Caso Uva: sei poliziotti e un carabiniere a giudizio

Finalmente i giudici hanno stabilito che si deve fare un processo ed esplode la gioia dei familiari di Giuseppe Uva. La sorella dell'artigiano, in lacrime, aspettava con ansia la notizia

Caso Uva: sei poliziotti e un carabiniere a giudizio

Sono stati rinviati a giudizio sei poliziotti e un carabiniere, accusati di omicidio preterintenzionale nel processo sul caso Uva. Giuseppe Uva, artigiano di 43 anni, morì in ospedale il 14 giugno 2008 in seguito alla notte trascorsa nella caserma di Varese. La richiesta del procuratore Felice Isnardi di non procedere è stata respinta dal gup Stefano Sala, che ha fissato per il 20 ottobre la data della prima udienza del processo, che si svolgerà in corte d’Assise.

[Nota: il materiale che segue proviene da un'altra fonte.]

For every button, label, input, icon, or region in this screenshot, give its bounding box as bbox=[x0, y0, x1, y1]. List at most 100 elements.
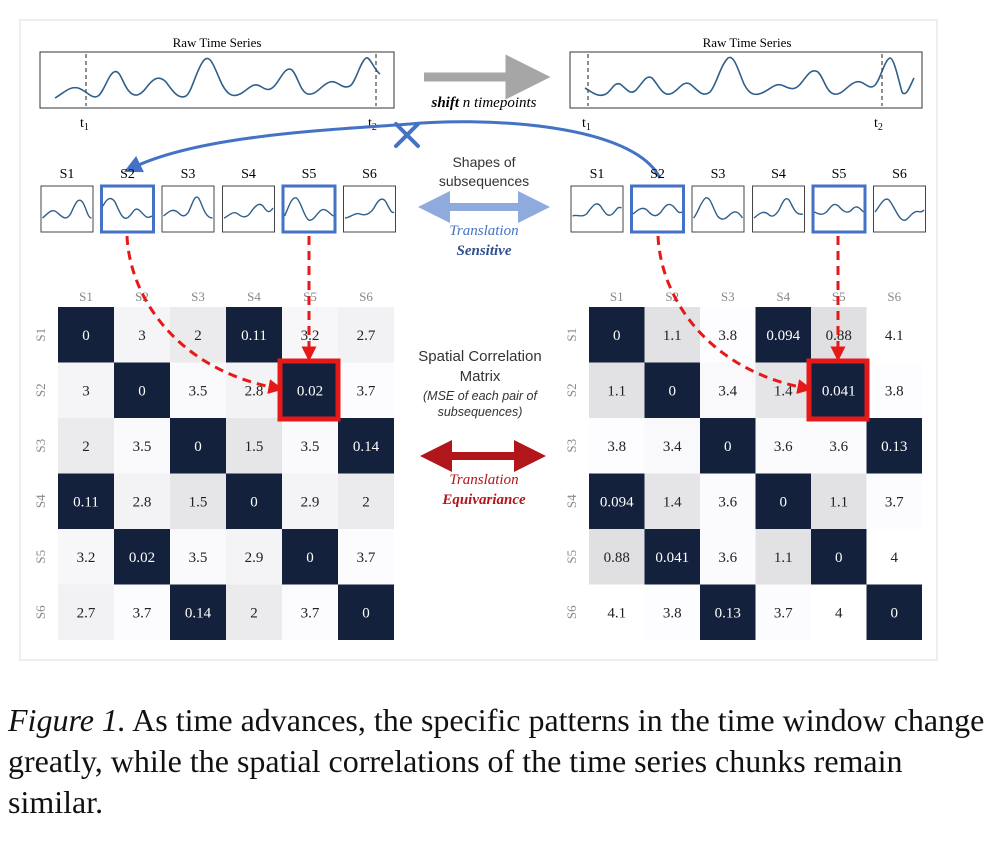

Il giudice ha accolto le richieste dei familiari di Giuseppe Uva, costituitesi parte civile, i quali ritengono che l’uomo abbia subito violenze in casermada parte degli agenti e del carabiniere, che sostengono di averlo fermato ubriaco per strada a Varese. Il procuratore di Varese e il legale degli agenti avevano chiesto il proscioglimento dalle accuse. Il commento dei familiari: ‘‘Prendiamo atto di questa decisione che non ci aspettavamo, ora affronteremo il processo a testa alta”. E la sorella dichiara: “‘Dopo quattro anni ce l’abbiamo fatta: i giudici hanno stabilito che ci vuole un processo. Dedico questo processo al pm di Varese Agostino Abate che non ha mai voluto cercare la verità, mio fratello non ha mai fatto atti di autolesionismo ma è stato picchiato in caserma”.

Una storia di cronaca che denuncia l’abuso di potere che in più di qualche occasione hanno sollevato i cittadini, a volte non creduti perché sembra impossibile il verificarsi di certi atti. Le indagini saranno indirizzate a scoprire la verità sul caso Uva, verità che i familiari sostengono ormai da molto tempo. La sorella è stata promotrice della causa in difesa di Giuseppe e ha sempre affermato che il fratello era una persona calma e tranquilla e che mai avrebbe agito in modo violento contro i militari. La ragazza, molto legata al fratello, è sempre stata convinta delle responsabilità a danno degli agenti e del carabiniere, che avrebbero picchiato selvaggiamente Giuseppe lasciandolo in fin di vita. Adesso è l’occasione giusta per far emergere la verità, scomoda per certi versi, ma indispensabile per riconoscere le colpe a chi di dovere. Anche se fanno parte dello Stato.